/cq-source-simple-analytics

A CloudQuery source plugin for Simple Analytics that loads Simple Analytics data into PostgreSQL, BigQuery, Athena, and many other destinations

Primary LanguageGo

CloudQuery Simple Analytics Source Plugin

test Go Report Card

A Simple Analytics source plugin for CloudQuery that loads raw page view and event data from Simple Analytics to any database, data warehouse or data lake supported by CloudQuery, such as PostgreSQL, BigQuery, Athena, and many more.

Links

Configuration

The following source configuration file will sync all data points for mywebsite.com to a PostgreSQL database. See the CloudQuery Quickstart for more information on how to configure the source and destination.

kind: source
spec:
  name: "simple-analytics"
  path: "simpleanalytics/simple-analytics"
  version: "${VERSION}"
  backend: "local" # remove this to always sync all data
  tables: 
    ["*"]
  destinations: 
    - "postgresql"
  spec:
    # plugin spec section
    user_id: "${SA_USER_ID}"
    api_key: "${SA_API_KEY}"
    websites:
      - hostname: mywebsite.com
        metadata_fields: 
          - fieldname_text
          - fieldname_int
          # - ... 

Plugin Spec

  • user_id (string, required):

    A user ID from Simple Analytics, obtained from the account settings page. It should start with sa_user_id...

  • api_key (string, required):

    An API Key from Simple Analytics, obtained from the account settings page. It should start with sa_api_key...

  • websites (array, required):

    A list of websites to sync data for. Each website should have the following fields:

    • hostname (string, required):

      The hostname of the website to sync data for. This should be the same as the hostname in Simple Analytics.

    • metadata_fields (array[string], optional):

      A list of metadata fields to sync, e.g. ["path_text", "created_at_time"]. If not specified, no metadata fields will be synced.

  • start_date (string, optional):

    The date to start syncing data from. If not specified, the plugin will sync data from the beginning of time (or use a start time defined by period, if set).

  • end_date (string, optional):

    The date to stop syncing data at. If not specified, the plugin will sync data until the current date.

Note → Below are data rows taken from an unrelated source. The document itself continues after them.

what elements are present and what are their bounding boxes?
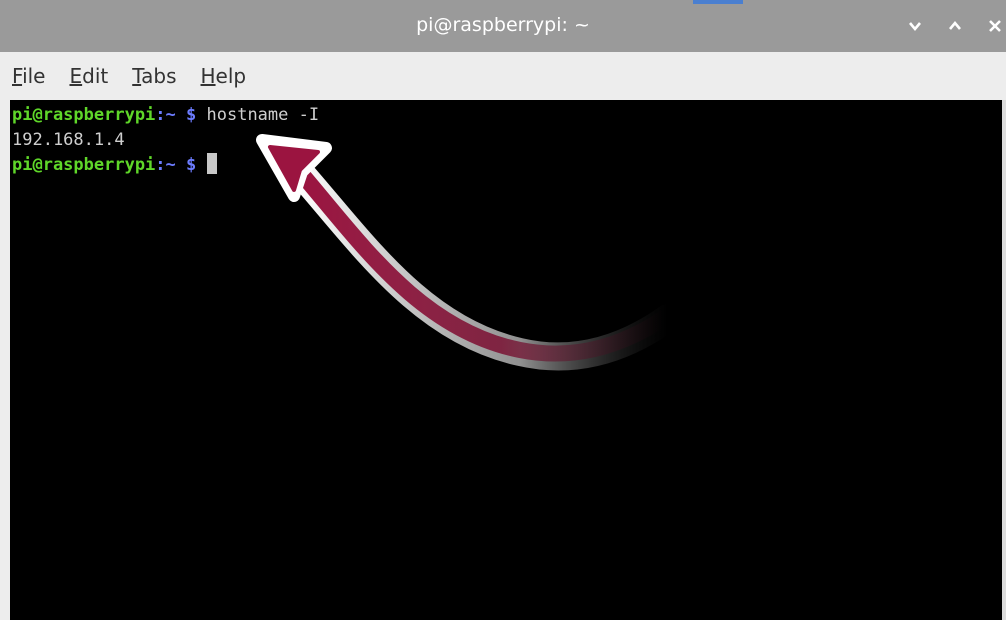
window-title: pi@raspberrypi: ~	[416, 14, 590, 36]
prompt-path: :~	[155, 105, 176, 125]
command-output: 192.168.1.4	[12, 130, 125, 150]
menu-help-label: elp	[215, 64, 247, 88]
prompt-dollar: $	[175, 105, 197, 125]
menu-file[interactable]: File	[12, 64, 45, 88]
minimize-button[interactable]	[904, 15, 926, 37]
window-controls	[904, 14, 1006, 38]
prompt-user-host: pi@raspberrypi	[12, 155, 156, 175]
window-edge	[1002, 100, 1006, 620]
terminal-window: pi@raspberrypi: ~ File Edit Tabs Help pi…	[0, 0, 1006, 620]
terminal-line-output: 192.168.1.4	[12, 128, 125, 152]
title-bar[interactable]: pi@raspberrypi: ~	[0, 0, 1006, 52]
terminal-area[interactable]: pi@raspberrypi:~ $ hostname -I 192.168.1…	[10, 100, 1002, 620]
chevron-up-icon	[949, 20, 961, 30]
terminal-line-prompt: pi@raspberrypi:~ $	[12, 153, 217, 177]
menu-edit-label: dit	[82, 64, 109, 88]
close-icon	[989, 20, 1001, 32]
command-text: hostname -I	[196, 105, 320, 125]
prompt-dollar: $	[175, 155, 197, 175]
menu-help[interactable]: Help	[201, 64, 247, 88]
menu-edit[interactable]: Edit	[69, 64, 108, 88]
close-button[interactable]	[984, 15, 1006, 37]
chevron-down-icon	[909, 22, 921, 32]
title-bar-accent	[693, 0, 743, 4]
menu-bar: File Edit Tabs Help	[0, 52, 1006, 100]
menu-file-label: ile	[22, 64, 46, 88]
command-text	[196, 155, 206, 175]
prompt-user-host: pi@raspberrypi	[12, 105, 156, 125]
text-cursor	[206, 153, 217, 174]
menu-tabs[interactable]: Tabs	[132, 64, 176, 88]
maximize-button[interactable]	[944, 15, 966, 37]
menu-edit-mnemonic: E	[69, 64, 83, 88]
terminal-line-command: pi@raspberrypi:~ $ hostname -I	[12, 103, 319, 127]
menu-help-mnemonic: H	[200, 64, 216, 88]
menu-tabs-mnemonic: T	[132, 64, 142, 88]
prompt-path: :~	[155, 155, 176, 175]
menu-tabs-label: abs	[141, 64, 177, 88]
menu-file-mnemonic: F	[12, 64, 23, 88]
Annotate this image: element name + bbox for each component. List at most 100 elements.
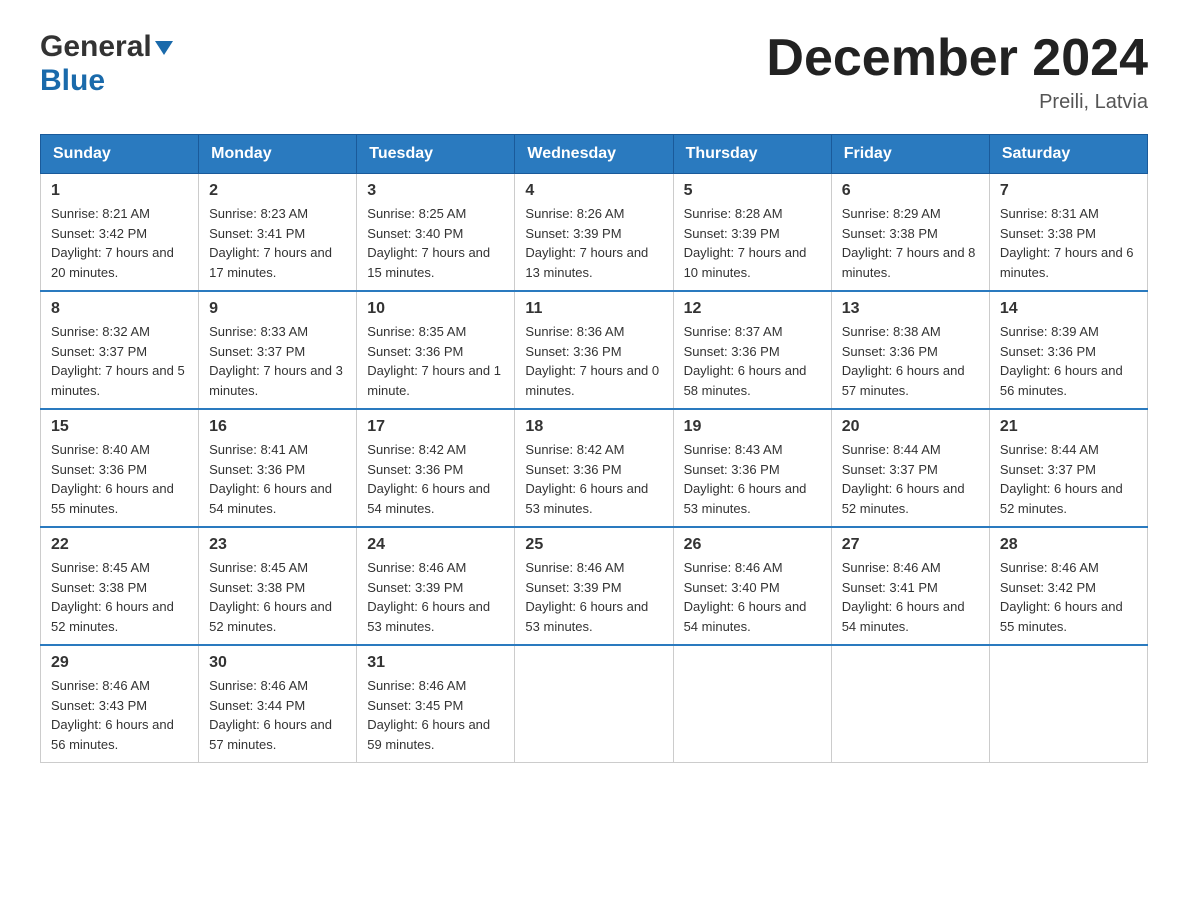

  • period (string, optional):

    The duration of the time window to fetch historical data for, in days, months or years. It is used to calculate start_date if it is not specified. If start_date is specified, duration is ignored. Examples:

    • 7d: last 7 days
    • 3m: last 3 months
    • 1y: last year

Example Queries

List the top 10 pages by views for a given period, excluding robots

select 
  path, 
  count(*) 
from 
  simple_analytics_page_views 
where 
  hostname = 'mywebsite.com'
  and is_robot is false 
  and added_iso between '2023-01-01' 
  and '2023-02-01'
group by 
  path 
order by
  count desc 
limit 
  10
+----------------------------------+---------+
| path                             | count   |
|----------------------------------+---------|
| /                                | 100333  |
| /page                            | 91234   |
| /another-page                    | 84567   |
| /blog/introduction               | 74342   |
| /index                           | 69333   |
| /another/page                    | 64935   |
| /deeply/nested/page              | 50404   |
| /yet/another                     | 42309   |
| /some/page                       | 34433   |
| /about-us                        | 20334   |
+----------------------------------+---------+

List events

select 
  added_iso, 
  datapoint, 
  path, 
  browser_name 
from 
  simple_analytics_events 
order by 
  added_iso desc 
limit 
  5
+-------------------------+-----------+-----------------------------------------------+---------------+
| added_iso               | datapoint | path                                          | browser_name  |
|-------------------------+-----------+-----------------------------------------------+---------------|
| 2023-01-23 19:32:25.68  | 404       | /security                                     | Google Chrome |
| 2023-01-22 20:23:23.379 | 404       | /blog/running-cloudquery-in-gcp               | Google Chrome |
| 2023-01-19 12:04:57.095 | 404       | /docs/plugins/sources/vercel/configuration.md | Brave         |
| 2023-01-19 12:04:36.567 | 404       | /docsss                                       | Firefox       |
| 2023-01-19 01:50:19.259 | 404       | /imgs/gcp-cross-project-service-account       | Google Chrome |
+-------------------------+-----------+-----------------------------------------------+---------------+